/random-forests-c

Implementation of Random Forests model and decision trees in C

Primary LanguageCApache License 2.0Apache-2.0

Random Forests - C

A proof of concept basic implementation of random forests for classification and accompanying decision trees in C.

Running the code

Fastest way to start experimenting is to

  • (1) run the data.py script to generate some random CSV data
  • (2) compile as preferred (optionally using the CMakeLists.txt provided)
  • (3) run ./random-forests-c <path_to_csv_file> or ./random-forests-c --help to see which arguments are available to configure.

The main.c file contains an example configuration of a random forest and code to run cross_validate() which will both train and evaluate a model.

Training

The cross_validate() function runs k-fold cross validation on whatever data is provided -- first trains the model and then evaluates it on every of the testing folds.

The main function that handles model training is train_model()

const DecisionTreeNode **train_model(double **data,
                                     const RandomForestParameters *params,
                                     const struct dim *csv_dim,
                                     const ModelContext *ctx);

It returns an array of DecisionTreeNode pointers to roots of decision trees comprising the forest, and the parameters are

  • **training_data - training data (equivalent to a DataFrame in Python).
  • *params - pointer to struct that holds the configuration of a random forest model.
  • *csv_dim - pointer to a struct holding row x col dimensions of the read data.
  • *ctx - pointer to a context object that holds some optional data that can be used for training / evaluation.

For example:

const ModelContext ctx = (ModelContext){
    testingFoldIdx : foldIdx /* Fold to use for evaluation. */,
    rowsPerFold : csv_dim->rows / k_folds /* Number of rows per fold. */
};

const DecisionTreeNode **random_forest = (const DecisionTreeNode **)train_model(
    data,
    params,
    csv_dim,
    &ctx);

Evaluation

After training we can evaluate the model with eval_model() which returns an accuracy measure for model performance. For example:

// Evaluate the model that was just trained. We use the fold identified by 'foldIdx' in 'ctx' to evaluate the model.
double accuracy = eval_model(
    random_forest /* Model to evaluate. */,
    data,
    params,
    csv_dim,
    &ctx);

Code structure

  • model -- random forest and decision trees.
  • eval -- evaluation code for running cross_validate() or hyperparameter_search() to test the model.
  • utils -- utilities for data management, argument parsing, etc.

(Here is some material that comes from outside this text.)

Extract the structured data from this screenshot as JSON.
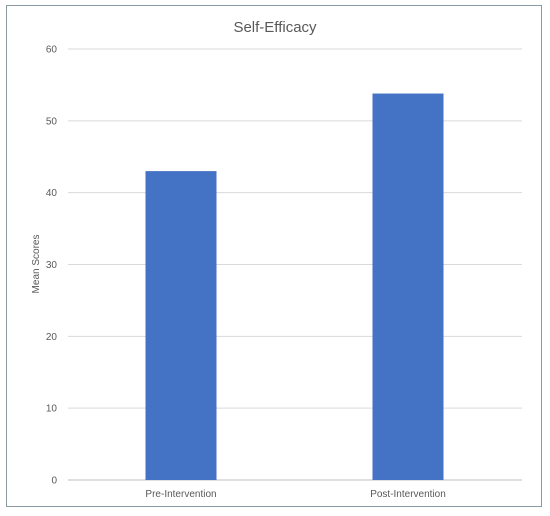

The optional arguments to the program (can be viewed by running with a --help flag)

  -c, --num_cols=number      Optional number of cols in the input CSV_FILE, if
                             known
  -r, --num_rows=number      Optional number of rows in the input CSV_FILE, if
                             known
  -l, --log_level=number     Optional debug logging level [0-3]. Level 0 is no
                             output, 3 is most verbose. Defaults to 1.
  -s, --seed=number          Optional random number seed.

Reference

Breiman, Leo. "Random forests." Machine learning 45.1 (2001): 5-32.